Utilization review and case management teams have firm goals: effectively managing patient care and supporting the financial well-being of their organizations. Yet these teams are often understaffed and buried in clerical tasks that detract from a patient focus and increase the risk of denied claims.
Xsolis asked a crucial question about this process: What if not all patient cases need to be reviewed by staff? What if we could automate reviews for cases that are clearly inpatient and use saved staff hours for reviewing cases that teeter on the edge? These questions lie at the heart of Utilization Management “by exception,” a process that can only truly be deployed when an organization uses real-time analytics that assess patient information in real time and predict Level of Care.
UM by exception has become a reality for Xsolis clients – by using Xsolis’ analytics and Care Level Score™ (CLS) to segment and automate a select portion of inpatient vs outpatient determinations, each Xsolis client has the potential for UM by exception at their fingertips. This approach was first deployed by a large health system in the Southeastern US, who deployed it with their Medicare population (which comprised almost 28 percent of their patient population).

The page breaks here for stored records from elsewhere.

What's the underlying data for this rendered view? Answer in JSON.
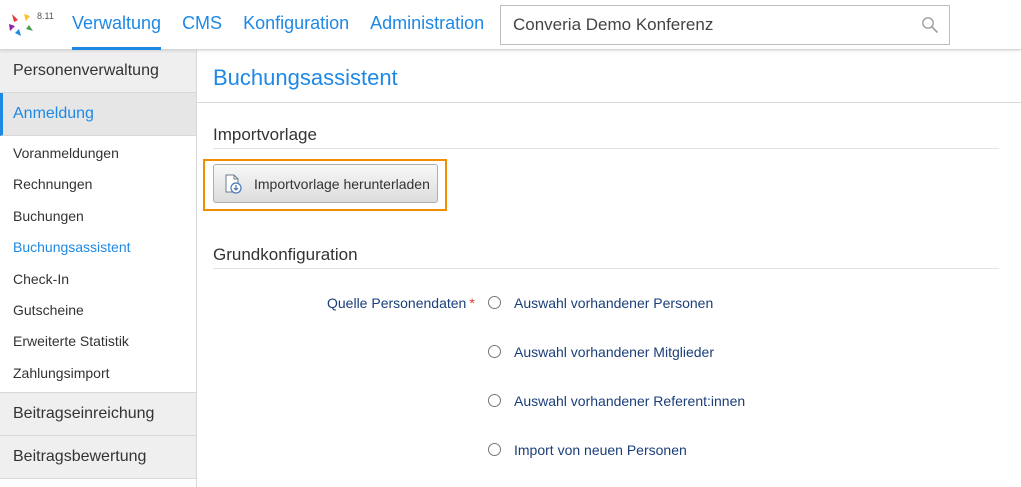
{
  "app": {
    "version": "8.11",
    "logo_colors": [
      "#e53935",
      "#fbc02d",
      "#43a047",
      "#1e88e5",
      "#8e24aa"
    ]
  },
  "topnav": {
    "items": [
      {
        "label": "Verwaltung",
        "active": true
      },
      {
        "label": "CMS",
        "active": false
      },
      {
        "label": "Konfiguration",
        "active": false
      },
      {
        "label": "Administration",
        "active": false
      }
    ]
  },
  "search": {
    "value": "Converia Demo Konferenz",
    "icon": "search-icon"
  },
  "sidebar": {
    "sections": [
      {
        "label": "Personenverwaltung"
      },
      {
        "label": "Anmeldung",
        "active": true
      },
      {
        "label": "Beitragseinreichung"
      },
      {
        "label": "Beitragsbewertung"
      }
    ],
    "anmeldung_items": [
      {
        "label": "Voranmeldungen"
      },
      {
        "label": "Rechnungen"
      },
      {
        "label": "Buchungen"
      },
      {
        "label": "Buchungsassistent",
        "active": true
      },
      {
        "label": "Check-In"
      },
      {
        "label": "Gutscheine"
      },
      {
        "label": "Erweiterte Statistik"
      },
      {
        "label": "Zahlungsimport"
      }
    ]
  },
  "main": {
    "page_title": "Buchungsassistent",
    "import_section": {
      "title": "Importvorlage",
      "download_button": {
        "label": "Importvorlage herunterladen",
        "icon": "document-download-icon"
      }
    },
    "config_section": {
      "title": "Grundkonfiguration",
      "field_label": "Quelle Personendaten",
      "required_marker": "*",
      "options": [
        {
          "label": "Auswahl vorhandener Personen",
          "selected": false
        },
        {
          "label": "Auswahl vorhandener Mitglieder",
          "selected": false
        },
        {
          "label": "Auswahl vorhandener Referent:innen",
          "selected": false
        },
        {
          "label": "Import von neuen Personen",
          "selected": false
        }
      ]
    }
  },
  "colors": {
    "accent": "#1e88e5",
    "highlight": "#f28c00",
    "required": "#e53935",
    "label_text": "#1a3e7a"
  }
}
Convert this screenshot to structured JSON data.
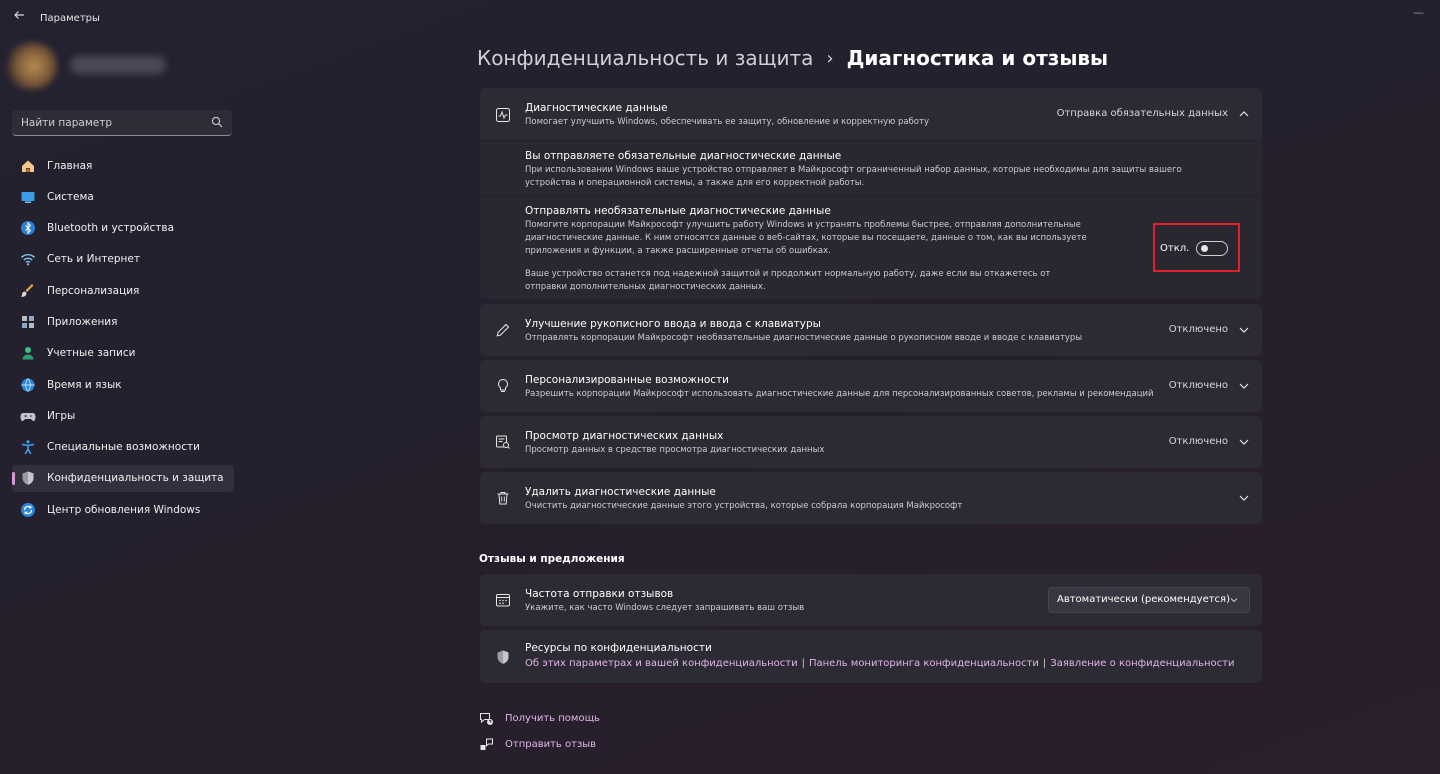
{
  "app": {
    "title": "Параметры"
  },
  "search": {
    "placeholder": "Найти параметр"
  },
  "sidebar": {
    "items": [
      {
        "label": "Главная",
        "icon": "home-icon"
      },
      {
        "label": "Система",
        "icon": "system-icon"
      },
      {
        "label": "Bluetooth и устройства",
        "icon": "bluetooth-icon"
      },
      {
        "label": "Сеть и Интернет",
        "icon": "network-icon"
      },
      {
        "label": "Персонализация",
        "icon": "brush-icon"
      },
      {
        "label": "Приложения",
        "icon": "apps-icon"
      },
      {
        "label": "Учетные записи",
        "icon": "accounts-icon"
      },
      {
        "label": "Время и язык",
        "icon": "globe-icon"
      },
      {
        "label": "Игры",
        "icon": "gamepad-icon"
      },
      {
        "label": "Специальные возможности",
        "icon": "accessibility-icon"
      },
      {
        "label": "Конфиденциальность и защита",
        "icon": "shield-icon",
        "active": true
      },
      {
        "label": "Центр обновления Windows",
        "icon": "update-icon"
      }
    ]
  },
  "breadcrumb": {
    "parent": "Конфиденциальность и защита",
    "separator": "›",
    "current": "Диагностика и отзывы"
  },
  "diagnostic": {
    "title": "Диагностические данные",
    "desc": "Помогает улучшить Windows, обеспечивать ее защиту, обновление и корректную работу",
    "value": "Отправка обязательных данных",
    "required": {
      "title": "Вы отправляете обязательные диагностические данные",
      "text": "При использовании Windows ваше устройство отправляет в Майкрософт ограниченный набор данных, которые необходимы для защиты вашего устройства и операционной системы, а также для его корректной работы."
    },
    "optional": {
      "title": "Отправлять необязательные диагностические данные",
      "text": "Помогите корпорации Майкрософт улучшить работу Windows и устранять проблемы быстрее, отправляя дополнительные диагностические данные. К ним относятся данные о веб-сайтах, которые вы посещаете, данные о том, как вы используете приложения и функции, а также расширенные отчеты об ошибках.",
      "note": "Ваше устройство останется под надежной защитой и продолжит нормальную работу, даже если вы откажетесь от отправки дополнительных диагностических данных.",
      "toggle_label": "Откл.",
      "toggle_on": false
    }
  },
  "settings": [
    {
      "title": "Улучшение рукописного ввода и ввода с клавиатуры",
      "desc": "Отправлять корпорации Майкрософт необязательные диагностические данные о рукописном вводе и вводе с клавиатуры",
      "value": "Отключено",
      "icon": "pen-icon"
    },
    {
      "title": "Персонализированные возможности",
      "desc": "Разрешить корпорации Майкрософт использовать диагностические данные для персонализированных советов, рекламы и рекомендаций",
      "value": "Отключено",
      "icon": "lightbulb-icon"
    },
    {
      "title": "Просмотр диагностических данных",
      "desc": "Просмотр данных в средстве просмотра диагностических данных",
      "value": "Отключено",
      "icon": "data-viewer-icon"
    },
    {
      "title": "Удалить диагностические данные",
      "desc": "Очистить диагностические данные этого устройства, которые собрала корпорация Майкрософт",
      "value": "",
      "icon": "trash-icon"
    }
  ],
  "feedback": {
    "section_title": "Отзывы и предложения",
    "frequency": {
      "title": "Частота отправки отзывов",
      "desc": "Укажите, как часто Windows следует запрашивать ваш отзыв",
      "value": "Автоматически (рекомендуется)"
    },
    "resources": {
      "title": "Ресурсы по конфиденциальности",
      "links": [
        "Об этих параметрах и вашей конфиденциальности",
        "Панель мониторинга конфиденциальности",
        "Заявление о конфиденциальности"
      ],
      "separator": "|"
    }
  },
  "footer": {
    "help": "Получить помощь",
    "send_feedback": "Отправить отзыв"
  },
  "colors": {
    "accent": "#d59bd4",
    "link": "#e0b6ea",
    "highlight": "#e0202a"
  }
}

After assessing CLS accuracy thresholds within their patient population, they could perform minimal- to no-touch reviews on approximately a third of their Medicare population. This meant that well over 10,000 cases were automatically reviewed, freeing up scarce utilization management resources to engage with cases which were less clearly inpatient or outpatient – what we term “gray zone cases.” This approach had a huge impact on the system’s outcomes, financial performance and staff workload. To learn more about this approach, view our recent webinar “Managing by Precision”.

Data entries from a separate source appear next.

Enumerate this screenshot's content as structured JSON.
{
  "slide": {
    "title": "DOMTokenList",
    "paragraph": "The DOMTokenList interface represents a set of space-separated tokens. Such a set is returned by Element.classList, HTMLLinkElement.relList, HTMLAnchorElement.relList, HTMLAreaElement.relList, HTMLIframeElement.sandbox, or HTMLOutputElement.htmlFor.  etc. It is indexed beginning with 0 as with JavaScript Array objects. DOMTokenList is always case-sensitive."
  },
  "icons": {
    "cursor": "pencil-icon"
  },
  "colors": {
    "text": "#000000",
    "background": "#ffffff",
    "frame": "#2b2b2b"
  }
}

Poviders have also seen the opportunity to use Xsolis’ analytics to create a shared framework between their hospitals and commercial payers, with both parties realizing the benefits of data-driven alignment. Within this framework, XSOLIS’ utilization review platform, Cortex, is used by payer staff to review and authorize cases that are escalated to them directly from the participating provider. Through Cortex, payer staff have access to the same real-time predictive analytics and patient insight, making the review process a clear and streamlined determination of medical necessity. This approach is changing the way payer and providers across the nation collaborate, with network effects extending across the industry.